Froese Logan, Dian Joshua, Batson Carleen, Gomez Alwyn, Alarifi Norah, Unger Bertram, Zeiler Frederick A
Biomedical Engineering, Faculty of Engineering, University of Manitoba, Winnipeg, Manitoba, Canada.
Section of Neurosurgery, Department of Surgery, Rady Faculty of Health Sciences, University of Manitoba, Winnipeg, Manitoba, Canada.
Neurotrauma Rep. 2020 Nov 6;1(1):157-168. doi: 10.1089/neur.2020.0028. eCollection 2020.
The impact of vasopressor and sedative drugs on cerebrovascular reactivity in traumatic brain injury (TBI) remains unclear. The aim of this study was to evaluate the impact of changes of doses of commonly administered sedation (i.e., propofol, fentanyl, and ketamine) and vasopressor agents (i.e., norepinephrine [NE], phenylephrine [PE], and vasopressin[VSP]) on cerebrovascular reactivity and compensatory reserve in patients with moderate/severe TBI. Using the Winnipeg Acute TBI Database, we identified 38 patients with more than 1000 distinct changes of infusion rates and more than 500 h of paired drug infusion/physiology data. Cerebrovascular reactivity was assessed using pressure reactivity index (PRx) and cerebral compensatory reserve was assessed using RAP (the correlation [R] between pulse amplitude of intracranial pressure [ICP; A] and ICP [P]). We evaluated the data in two phases. First, we assessed the relationship between mean hourly dose of medication and its relation to both mean hourly index values, and time spent above a given index threshold. Second, we evaluated time-series data for each individual dose change per medication, assessing for a statistically significant change in PRx and RAP metrics. The results of the analysis confirmed that, overall, the mean hourly dose of sedative (propofol, fentanyl, and ketamine) and vasopressor (NE, PE, and VSP) agents does not impact hourly cerebrovascular reactivity or compensatory reserve measures. Similarly, incremental dose changes in these medications in general do not lead to significant changes in cerebrovascular reactivity or compensatory reserve. For propofol with incremental dose increases, in situations where PRx is intact (i.e., PRx <0 prior), a statistically significant increase in PRx was seen. However, this may not indicate deteriorating cerebrovascular reactivity as the final PRx (∼0.05) may still be considered to be intact cerebrovascular reactivity. As such, this finding with regards to propofol remains "weak." This study indicates that commonly administered sedative and vasopressor agents with incremental dosing changes have no clinically significant influence on cerebrovascular reactivity or compensatory reserve in TBI. These results should be considered preliminary, requiring further investigation.

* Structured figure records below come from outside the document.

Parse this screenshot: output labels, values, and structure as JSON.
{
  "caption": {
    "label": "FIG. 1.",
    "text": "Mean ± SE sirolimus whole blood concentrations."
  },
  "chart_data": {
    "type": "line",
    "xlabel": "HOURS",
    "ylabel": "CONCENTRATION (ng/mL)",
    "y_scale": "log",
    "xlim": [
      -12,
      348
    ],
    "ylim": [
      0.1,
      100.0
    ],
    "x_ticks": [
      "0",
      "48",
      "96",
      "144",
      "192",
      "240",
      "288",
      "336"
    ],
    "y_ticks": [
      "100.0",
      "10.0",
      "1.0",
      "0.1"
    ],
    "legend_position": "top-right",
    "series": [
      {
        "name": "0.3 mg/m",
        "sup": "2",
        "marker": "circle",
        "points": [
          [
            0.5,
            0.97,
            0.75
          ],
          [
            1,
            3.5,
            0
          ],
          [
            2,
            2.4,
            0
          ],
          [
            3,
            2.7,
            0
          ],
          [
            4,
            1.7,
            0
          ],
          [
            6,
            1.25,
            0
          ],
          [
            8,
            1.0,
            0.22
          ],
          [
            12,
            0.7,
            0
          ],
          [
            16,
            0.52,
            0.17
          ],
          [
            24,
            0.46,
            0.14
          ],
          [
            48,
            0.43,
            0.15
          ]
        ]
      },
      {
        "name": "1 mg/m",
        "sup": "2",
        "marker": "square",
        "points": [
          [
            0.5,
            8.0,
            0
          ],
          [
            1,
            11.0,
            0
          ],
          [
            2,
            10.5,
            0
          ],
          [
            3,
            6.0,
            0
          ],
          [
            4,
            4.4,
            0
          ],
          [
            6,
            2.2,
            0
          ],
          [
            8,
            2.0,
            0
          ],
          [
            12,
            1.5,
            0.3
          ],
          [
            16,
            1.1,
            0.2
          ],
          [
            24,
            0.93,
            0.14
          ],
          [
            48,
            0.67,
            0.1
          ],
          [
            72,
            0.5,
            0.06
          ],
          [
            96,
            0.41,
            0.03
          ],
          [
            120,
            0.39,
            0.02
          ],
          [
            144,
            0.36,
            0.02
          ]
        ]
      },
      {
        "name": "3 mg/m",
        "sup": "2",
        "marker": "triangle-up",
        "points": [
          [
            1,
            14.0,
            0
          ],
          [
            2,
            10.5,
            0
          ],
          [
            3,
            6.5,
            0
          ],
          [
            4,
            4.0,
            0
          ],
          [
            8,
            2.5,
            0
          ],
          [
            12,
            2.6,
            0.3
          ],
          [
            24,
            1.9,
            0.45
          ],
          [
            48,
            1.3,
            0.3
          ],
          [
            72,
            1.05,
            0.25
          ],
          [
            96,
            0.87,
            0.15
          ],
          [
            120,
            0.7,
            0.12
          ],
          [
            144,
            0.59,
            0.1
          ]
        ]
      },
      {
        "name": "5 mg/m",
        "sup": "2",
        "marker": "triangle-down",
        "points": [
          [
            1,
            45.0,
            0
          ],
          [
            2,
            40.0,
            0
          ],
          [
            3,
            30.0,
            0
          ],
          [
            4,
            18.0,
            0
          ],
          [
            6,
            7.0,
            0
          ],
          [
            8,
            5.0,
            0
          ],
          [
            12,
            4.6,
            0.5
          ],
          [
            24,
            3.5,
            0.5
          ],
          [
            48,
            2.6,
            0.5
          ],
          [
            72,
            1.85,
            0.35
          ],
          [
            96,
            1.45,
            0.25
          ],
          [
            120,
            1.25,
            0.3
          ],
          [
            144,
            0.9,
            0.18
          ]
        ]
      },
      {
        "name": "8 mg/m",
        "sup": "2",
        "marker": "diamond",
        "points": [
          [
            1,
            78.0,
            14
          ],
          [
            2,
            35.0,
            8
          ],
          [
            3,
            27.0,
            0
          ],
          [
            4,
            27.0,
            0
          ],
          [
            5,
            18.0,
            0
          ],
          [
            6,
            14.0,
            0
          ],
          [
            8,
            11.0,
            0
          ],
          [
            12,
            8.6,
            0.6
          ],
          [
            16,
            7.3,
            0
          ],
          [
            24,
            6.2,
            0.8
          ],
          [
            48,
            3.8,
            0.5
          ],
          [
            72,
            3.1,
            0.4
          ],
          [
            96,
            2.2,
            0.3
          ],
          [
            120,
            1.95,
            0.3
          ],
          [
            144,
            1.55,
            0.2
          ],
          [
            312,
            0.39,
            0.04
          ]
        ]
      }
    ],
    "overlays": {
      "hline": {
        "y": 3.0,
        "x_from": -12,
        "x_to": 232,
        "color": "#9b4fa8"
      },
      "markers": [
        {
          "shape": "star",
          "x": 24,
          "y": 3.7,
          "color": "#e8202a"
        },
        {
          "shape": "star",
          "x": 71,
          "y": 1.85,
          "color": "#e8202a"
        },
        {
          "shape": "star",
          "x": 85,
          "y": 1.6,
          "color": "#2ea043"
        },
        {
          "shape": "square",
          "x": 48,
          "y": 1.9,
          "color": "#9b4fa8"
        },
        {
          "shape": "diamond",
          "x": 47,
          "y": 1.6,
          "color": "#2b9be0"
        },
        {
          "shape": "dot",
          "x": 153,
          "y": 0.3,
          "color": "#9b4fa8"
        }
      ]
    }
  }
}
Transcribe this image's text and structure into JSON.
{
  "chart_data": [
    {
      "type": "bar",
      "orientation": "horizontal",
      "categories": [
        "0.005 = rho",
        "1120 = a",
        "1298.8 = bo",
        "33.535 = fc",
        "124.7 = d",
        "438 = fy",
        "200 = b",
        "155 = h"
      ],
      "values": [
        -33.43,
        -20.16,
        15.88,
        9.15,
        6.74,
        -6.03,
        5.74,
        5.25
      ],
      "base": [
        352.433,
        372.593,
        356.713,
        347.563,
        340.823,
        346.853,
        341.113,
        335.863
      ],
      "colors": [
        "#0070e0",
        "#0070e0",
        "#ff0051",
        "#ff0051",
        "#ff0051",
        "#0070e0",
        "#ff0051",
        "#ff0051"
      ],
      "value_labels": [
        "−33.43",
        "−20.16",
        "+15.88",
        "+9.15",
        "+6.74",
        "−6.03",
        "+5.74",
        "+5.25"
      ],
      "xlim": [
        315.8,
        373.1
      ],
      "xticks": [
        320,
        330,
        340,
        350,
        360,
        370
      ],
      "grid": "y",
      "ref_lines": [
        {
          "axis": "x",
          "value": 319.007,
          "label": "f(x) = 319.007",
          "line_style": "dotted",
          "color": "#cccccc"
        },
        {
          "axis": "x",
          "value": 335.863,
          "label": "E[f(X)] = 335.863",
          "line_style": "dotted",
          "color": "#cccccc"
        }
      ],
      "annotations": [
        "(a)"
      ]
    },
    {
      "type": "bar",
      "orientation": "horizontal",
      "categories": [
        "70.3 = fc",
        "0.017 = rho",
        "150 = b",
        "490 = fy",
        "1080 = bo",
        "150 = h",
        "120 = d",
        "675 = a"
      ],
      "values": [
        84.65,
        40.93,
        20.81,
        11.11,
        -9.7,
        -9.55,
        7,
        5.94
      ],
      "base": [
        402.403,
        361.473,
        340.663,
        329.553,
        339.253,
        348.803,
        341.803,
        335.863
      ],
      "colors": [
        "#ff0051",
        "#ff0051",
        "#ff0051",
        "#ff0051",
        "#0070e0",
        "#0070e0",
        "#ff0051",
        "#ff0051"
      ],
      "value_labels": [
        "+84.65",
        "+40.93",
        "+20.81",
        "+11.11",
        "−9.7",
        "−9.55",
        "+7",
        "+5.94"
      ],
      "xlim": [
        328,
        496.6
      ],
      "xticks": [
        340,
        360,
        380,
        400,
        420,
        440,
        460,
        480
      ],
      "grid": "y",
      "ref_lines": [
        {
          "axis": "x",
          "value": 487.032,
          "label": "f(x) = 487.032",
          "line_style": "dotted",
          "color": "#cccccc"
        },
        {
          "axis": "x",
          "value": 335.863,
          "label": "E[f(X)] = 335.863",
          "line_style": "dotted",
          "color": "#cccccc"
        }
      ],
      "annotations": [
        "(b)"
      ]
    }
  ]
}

血管升压药和镇静药物对创伤性脑损伤(TBI)患者脑血管反应性的影响尚不清楚。本研究的目的是评估常用镇静药物(即丙泊酚、芬太尼和氯胺酮)和血管升压药(即去甲肾上腺素[NE]、去氧肾上腺素[PE]和血管加压素[VSP])剂量变化对中度/重度TBI患者脑血管反应性和代偿储备的影响。利用温尼伯急性TBI数据库,我们确定了38例患者,其输注速率有1000多次不同变化,且有500多小时的配对药物输注/生理数据。使用压力反应指数(PRx)评估脑血管反应性,使用RAP(颅内压[ICP]的脉搏振幅[A]与ICP[P]之间的相关性[R])评估脑代偿储备。我们分两个阶段评估数据。首先,我们评估了每小时药物平均剂量与其与每小时平均指数值以及高于给定指数阈值的时间之间的关系。其次,我们评估了每种药物每次剂量变化的时间序列数据,评估PRx和RAP指标的统计学显著变化。分析结果证实,总体而言,镇静药物(丙泊酚、芬太尼和氯胺酮)和血管升压药(NE、PE和VSP)的每小时平均剂量不会影响每小时的脑血管反应性或代偿储备指标。同样,这些药物的剂量递增变化一般不会导致脑血管反应性或代偿储备的显著变化。对于丙泊酚剂量递增的情况,在PRx正常(即之前PRx<0)的情况下,可观察到PRx有统计学显著增加。然而,这可能并不表明脑血管反应性恶化,因为最终的PRx(约0.05)仍可能被认为是正常的脑血管反应性。因此,关于丙泊酚的这一发现仍然“不明确”。本研究表明,常用的镇静药物和血管升压药剂量递增变化对TBI患者的脑血管反应性或代偿储备没有临床显著影响。这些结果应被视为初步结果,需要进一步研究。